Looking at your 'data' here, I think a nonlinear regression might be better ...

If your relationship is nonmonotone or if you have multiple predictor values then there can be multiple x-values for a given y-value and you need to decide how to deal with that.

One option that could be slow (and may be the method used in the other packages mentioned) is to use the uniroot function:

x <- runif(100, min=-1,max=2)
y <- exp(x) + rnorm(100,0,0.2)

fit <- lm( y ~ poly(x,3), x=TRUE )
(tmp <- uniroot( function(x) predict(fit, data.frame(x=x)) - 4, c(-1, 2) )$root)
library(TeachingDemos)
plot(x,y)
Predict.Plot(fit, 'x', data=data.frame(x=x), add=TRUE, ref.val=tmp)

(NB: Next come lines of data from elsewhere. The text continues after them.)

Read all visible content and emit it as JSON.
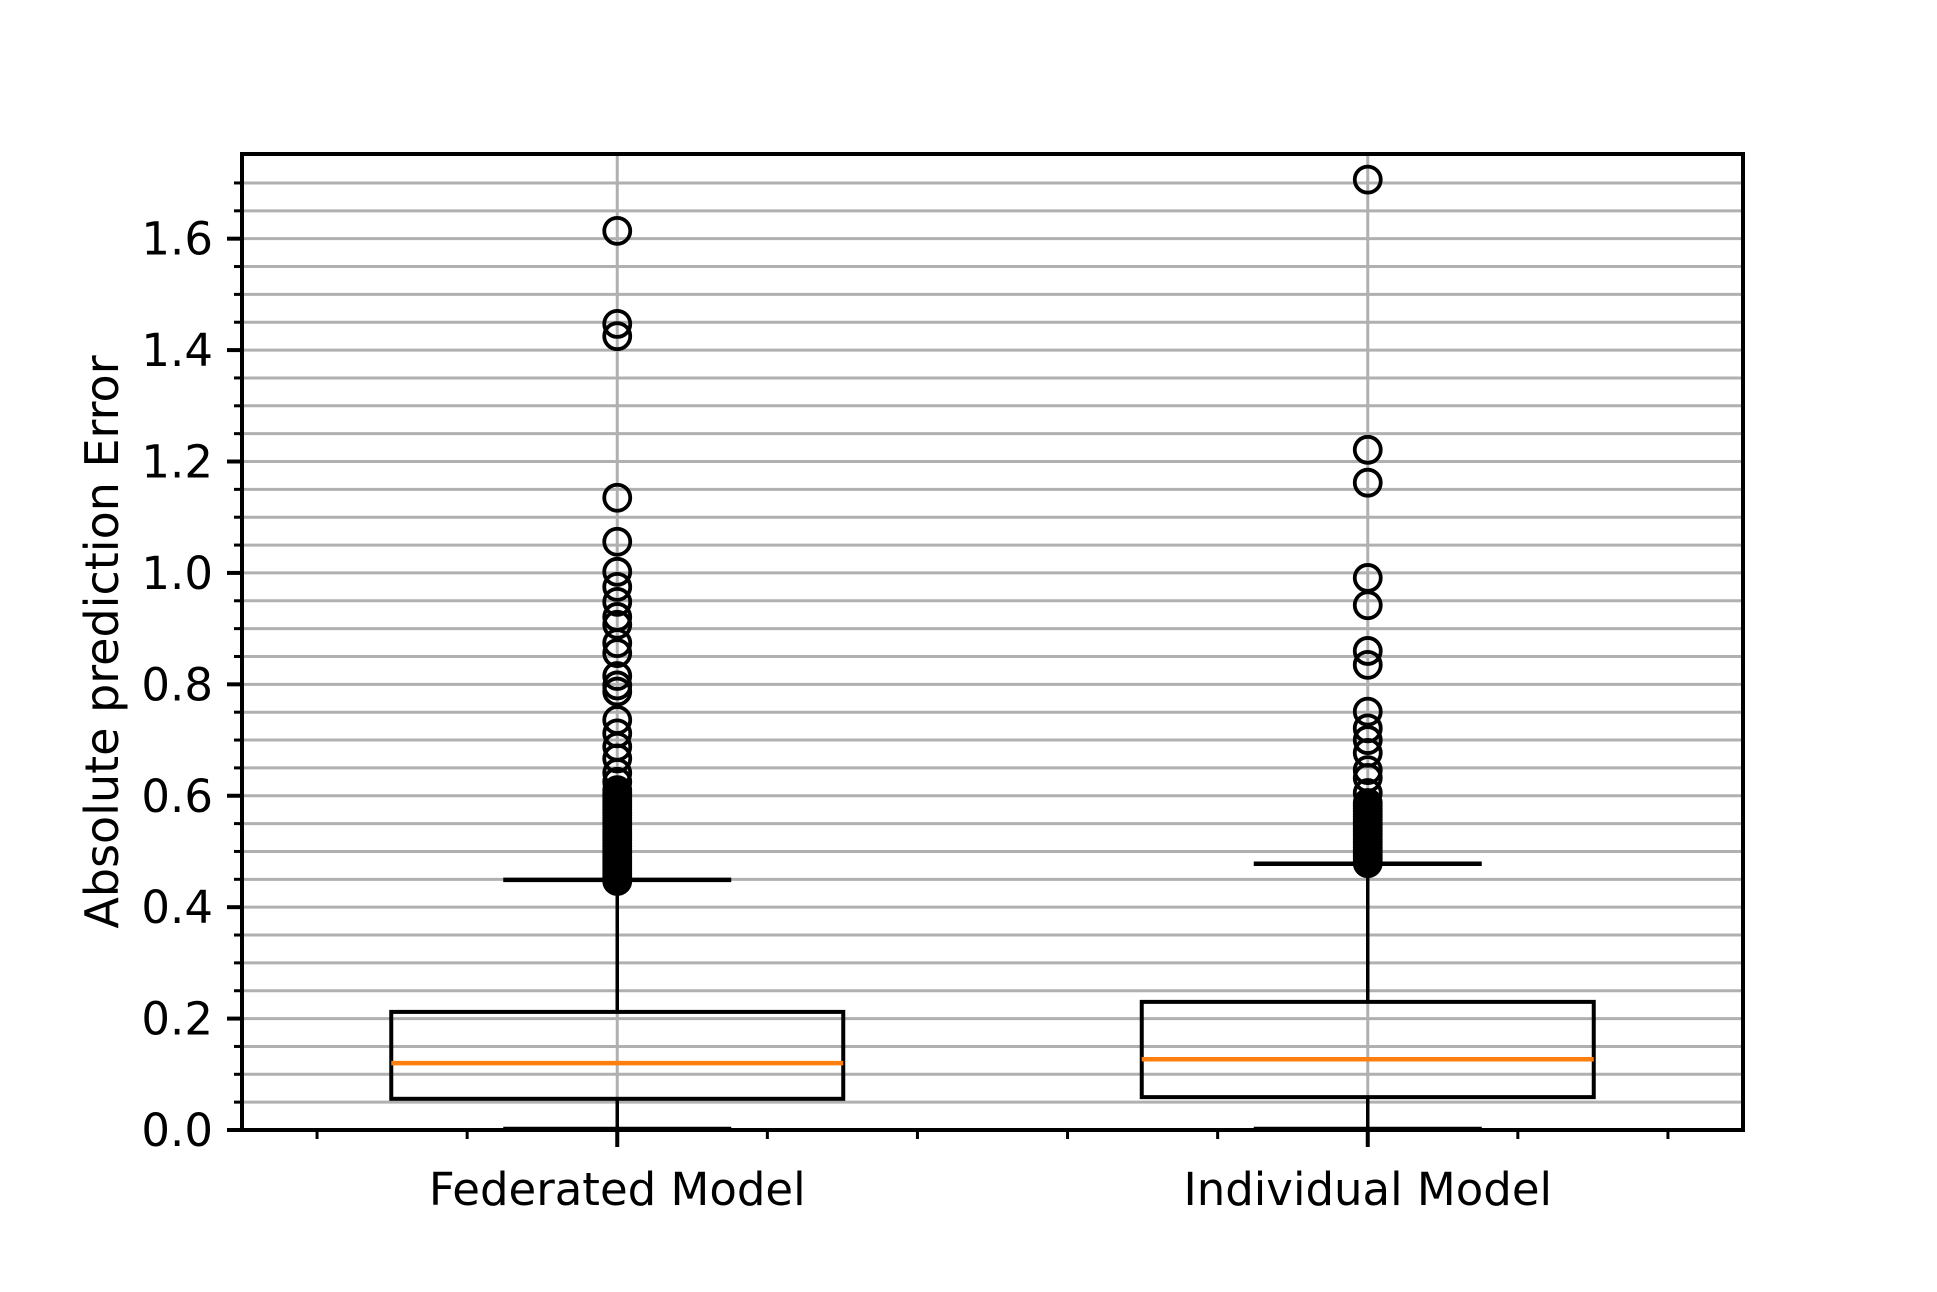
{
  "figure": {
    "background": "#ffffff"
  },
  "colors": {
    "box_line": "#000000",
    "median_line": "#ff7f0e",
    "grid_line": "#b0b0b0",
    "spine": "#000000",
    "text": "#000000",
    "flier_edge": "#000000"
  },
  "chart_data": {
    "type": "boxplot",
    "title": "",
    "xlabel": "",
    "ylabel": "Absolute prediction Error",
    "categories": [
      "Federated Model",
      "Individual Model"
    ],
    "ylim": [
      0,
      1.752
    ],
    "y_major_ticks": [
      0.0,
      0.2,
      0.4,
      0.6,
      0.8,
      1.0,
      1.2,
      1.4,
      1.6
    ],
    "y_tick_labels": [
      "0.0",
      "0.2",
      "0.4",
      "0.6",
      "0.8",
      "1.0",
      "1.2",
      "1.4",
      "1.6"
    ],
    "y_minor_step": 0.05,
    "x_major_ticks": [
      1,
      2
    ],
    "x_minor_ticks": [
      0.6,
      0.8,
      1.2,
      1.4,
      1.6,
      1.8,
      2.2,
      2.4
    ],
    "grid": {
      "horizontal": "every 0.05",
      "vertical": "at category centers",
      "on": true
    },
    "legend": {
      "visible": false
    },
    "series": [
      {
        "name": "Federated Model",
        "position": 1,
        "q1": 0.056,
        "median": 0.12,
        "q3": 0.212,
        "whisker_low": 0.0,
        "whisker_high": 0.449,
        "outliers": [
          1.614,
          1.447,
          1.425,
          1.135,
          1.056,
          1.002,
          0.975,
          0.948,
          0.921,
          0.907,
          0.874,
          0.856,
          0.815,
          0.798,
          0.787,
          0.736,
          0.712,
          0.688,
          0.667,
          0.641,
          0.625,
          0.61,
          0.605,
          0.6,
          0.595,
          0.59,
          0.585,
          0.58,
          0.575,
          0.57,
          0.565,
          0.56,
          0.555,
          0.55,
          0.545,
          0.54,
          0.535,
          0.53,
          0.525,
          0.52,
          0.515,
          0.51,
          0.505,
          0.5,
          0.495,
          0.49,
          0.485,
          0.48,
          0.475,
          0.47,
          0.465,
          0.46,
          0.455,
          0.451,
          0.447
        ]
      },
      {
        "name": "Individual Model",
        "position": 2,
        "q1": 0.059,
        "median": 0.127,
        "q3": 0.23,
        "whisker_low": 0.0,
        "whisker_high": 0.478,
        "outliers": [
          1.706,
          1.221,
          1.162,
          0.991,
          0.942,
          0.86,
          0.835,
          0.751,
          0.721,
          0.7,
          0.677,
          0.646,
          0.632,
          0.605,
          0.587,
          0.582,
          0.577,
          0.572,
          0.567,
          0.562,
          0.557,
          0.552,
          0.547,
          0.542,
          0.537,
          0.532,
          0.527,
          0.522,
          0.517,
          0.512,
          0.507,
          0.502,
          0.497,
          0.492,
          0.487,
          0.482,
          0.479
        ]
      }
    ]
  }
}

You could use the TkPredict function from the TeachingDemos package to eyeball a solution.

Or you could get a fairly quick approximation by generating a lot of predicted points, then feeding them to the approxfun or splinfun functions to produce the approximations:

tmpx <- seq(min(x), max(x), length.out=250)
tmpy <- predict(fit, data.frame(x=tmpx) )
tmpfun <- splinefun( tmpy, tmpx )
tmpfun(4)

Since this is a typical problem in chemistry (predict values from a calibration), package chemCal provides inverse.predict. However, this function is limited to "univariate model object[s] of class lm or rlm with model formula y ~ x or y ~ x - 1."

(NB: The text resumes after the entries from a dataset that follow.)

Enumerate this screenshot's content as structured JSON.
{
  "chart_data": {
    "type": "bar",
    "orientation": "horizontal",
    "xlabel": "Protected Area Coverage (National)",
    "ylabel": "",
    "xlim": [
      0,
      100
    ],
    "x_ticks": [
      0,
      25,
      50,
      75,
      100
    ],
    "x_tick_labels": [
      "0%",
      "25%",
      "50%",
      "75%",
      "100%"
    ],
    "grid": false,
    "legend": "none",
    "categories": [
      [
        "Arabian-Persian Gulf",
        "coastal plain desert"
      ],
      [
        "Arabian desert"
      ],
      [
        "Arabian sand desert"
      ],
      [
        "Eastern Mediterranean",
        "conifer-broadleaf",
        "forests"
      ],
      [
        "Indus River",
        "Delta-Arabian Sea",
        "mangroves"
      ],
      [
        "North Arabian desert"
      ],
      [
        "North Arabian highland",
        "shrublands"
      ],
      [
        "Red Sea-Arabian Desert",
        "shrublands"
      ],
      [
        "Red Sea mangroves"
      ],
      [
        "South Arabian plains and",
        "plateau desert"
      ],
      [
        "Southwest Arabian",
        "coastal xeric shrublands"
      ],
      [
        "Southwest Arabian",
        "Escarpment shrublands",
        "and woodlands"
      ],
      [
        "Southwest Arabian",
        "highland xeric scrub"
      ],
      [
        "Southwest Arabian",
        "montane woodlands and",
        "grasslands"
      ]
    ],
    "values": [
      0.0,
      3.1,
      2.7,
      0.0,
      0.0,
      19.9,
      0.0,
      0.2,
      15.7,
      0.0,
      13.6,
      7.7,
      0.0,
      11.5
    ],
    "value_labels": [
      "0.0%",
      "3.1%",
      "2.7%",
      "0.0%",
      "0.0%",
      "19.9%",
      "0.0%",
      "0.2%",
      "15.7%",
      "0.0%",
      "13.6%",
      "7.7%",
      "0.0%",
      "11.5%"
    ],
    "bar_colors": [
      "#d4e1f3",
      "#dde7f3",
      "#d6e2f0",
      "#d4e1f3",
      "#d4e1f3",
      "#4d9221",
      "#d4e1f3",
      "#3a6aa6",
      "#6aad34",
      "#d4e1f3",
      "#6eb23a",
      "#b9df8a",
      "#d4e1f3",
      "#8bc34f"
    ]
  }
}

x <- c(0, 40, 80, 120, 160, 200)
y <- c(6.52, 5.10, 4.43, 3.99, 3.75, 3.60)
plot(x,y)
model <- lm(y ~ x)
abline(model)
require(chemCal)
ynew <- c(5.5, 4.5, 3.5)
xpred<-t(sapply(ynew,function(y) inverse.predict(model,y)[1:2]))
#  Prediction Standard Error
#[1,] 31.43007   -38.97289     
#[2,] 104.7669   -36.45131     
#[3,] 178.1037   -39.69539
points(xpred[,1],ynew,col="red")

Warning: This function is quite slow and not suitable, if you need to inverse.predict a large number of values.

If I remember correctly, the neg. SEs occur because the function expects the slope to be always positive. Absolute values of SE should still be correct.